Sigue Fluyendo Hoy…

May 14, 2026

Durante los últimos días, hemos reflexionado sobre una visión del libro de Ezequiel. Una vez más, él escribió durante una época de exilio en Babilonia, después de que la ciudad de Jerusalén había sido completamente destruida. En el capítulo 47, se nos presenta una visión de restauración y esperanza. Exequiel ve el templo restaurado, y, curiosamente, el agua brotaba por debajo del umbral. Él observa cómo crece, pasando de ser un hilo de agua a un arroyo y, finalmente, en un gran río de agua viva que no se puede cruzar.

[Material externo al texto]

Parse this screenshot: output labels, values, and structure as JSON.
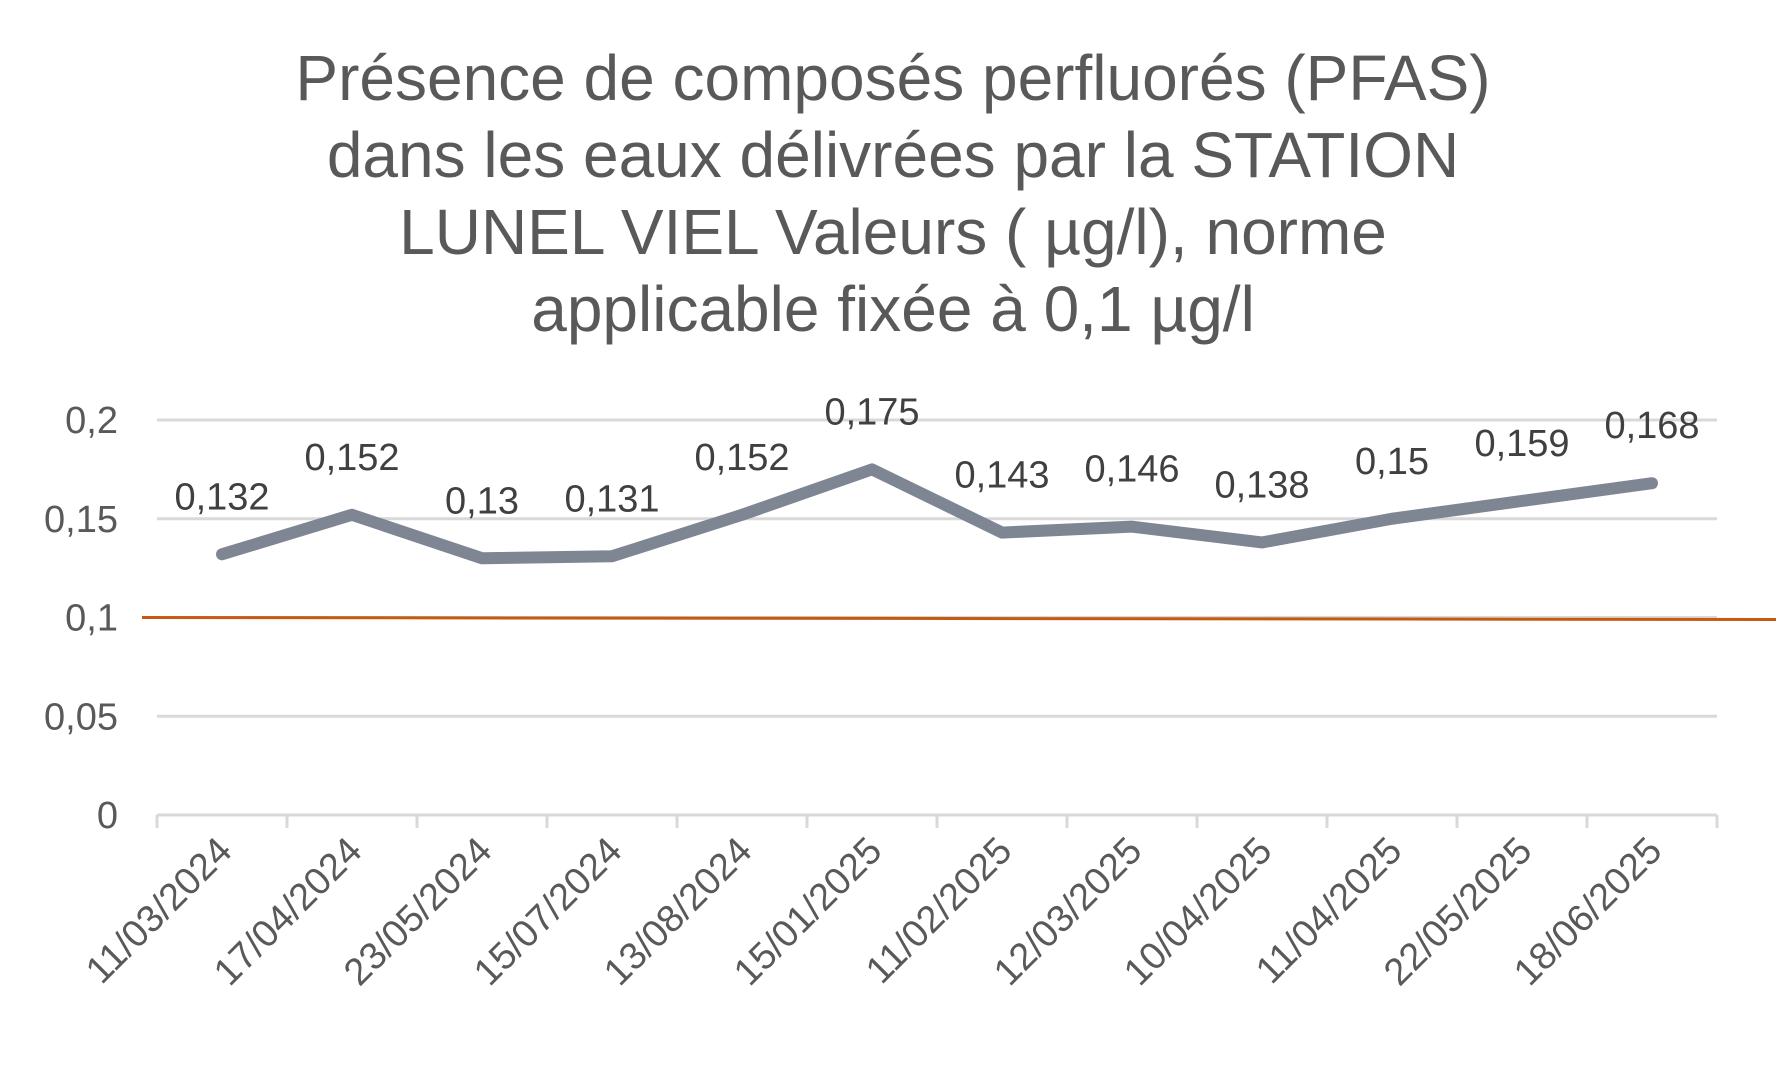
{
  "chart_data": {
    "type": "line",
    "title_lines": [
      "Présence de composés perfluorés (PFAS)",
      "dans les eaux délivrées par la STATION",
      "LUNEL VIEL Valeurs ( µg/l), norme",
      "applicable fixée à 0,1 µg/l"
    ],
    "categories": [
      "11/03/2024",
      "17/04/2024",
      "23/05/2024",
      "15/07/2024",
      "13/08/2024",
      "15/01/2025",
      "11/02/2025",
      "12/03/2025",
      "10/04/2025",
      "11/04/2025",
      "22/05/2025",
      "18/06/2025"
    ],
    "series": [
      {
        "values": [
          0.132,
          0.152,
          0.13,
          0.131,
          0.152,
          0.175,
          0.143,
          0.146,
          0.138,
          0.15,
          0.159,
          0.168
        ],
        "data_labels": [
          "0,132",
          "0,152",
          "0,13",
          "0,131",
          "0,152",
          "0,175",
          "0,143",
          "0,146",
          "0,138",
          "0,15",
          "0,159",
          "0,168"
        ],
        "color": "#7f8693"
      }
    ],
    "reference_line": {
      "value": 0.1,
      "color": "#c55a11"
    },
    "yticks": [
      0,
      0.05,
      0.1,
      0.15,
      0.2
    ],
    "ytick_labels": [
      "0",
      "0,05",
      "0,1",
      "0,15",
      "0,2"
    ],
    "ylim": [
      0,
      0.2
    ],
    "grid": true,
    "grid_color": "#d9d9d9",
    "legend": false,
    "xlabel": "",
    "ylabel": ""
  }
}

Richard Foster capta maravillosamente la esencia de esta visión en una carta que escribió en una ocasión. Él lo expresó de este modo:

“El Río de Dios fluye hoy. Nadie puede detenerlo, y nadie puede contenerlo. Es un río profundo de intimidad divina, un río poderoso de vida santa, un río danzante de Júbilo en el Espíritu y un río ancho de amor incondicional para todos los pueblos.

¡Y la promesa es que todo lo que el Río toca vivirá! Oh, amigo mío, te ruego…sumérgete en la corriente de este poderoso Río de Dios – y que luego decidas no salir jamás de él.”

Oremos: Santo Dios, te damos gracias por los momentos en que hemos visto tu mano obrar en el mundo. Hoy oro para que tu Espíritu Santo continúe derramándose a través de nuestra adoración, trayendo sanidad y esperanza a aquellos que más lo necesitan. Te pedimos esto en el nombre de Jesús. Amén.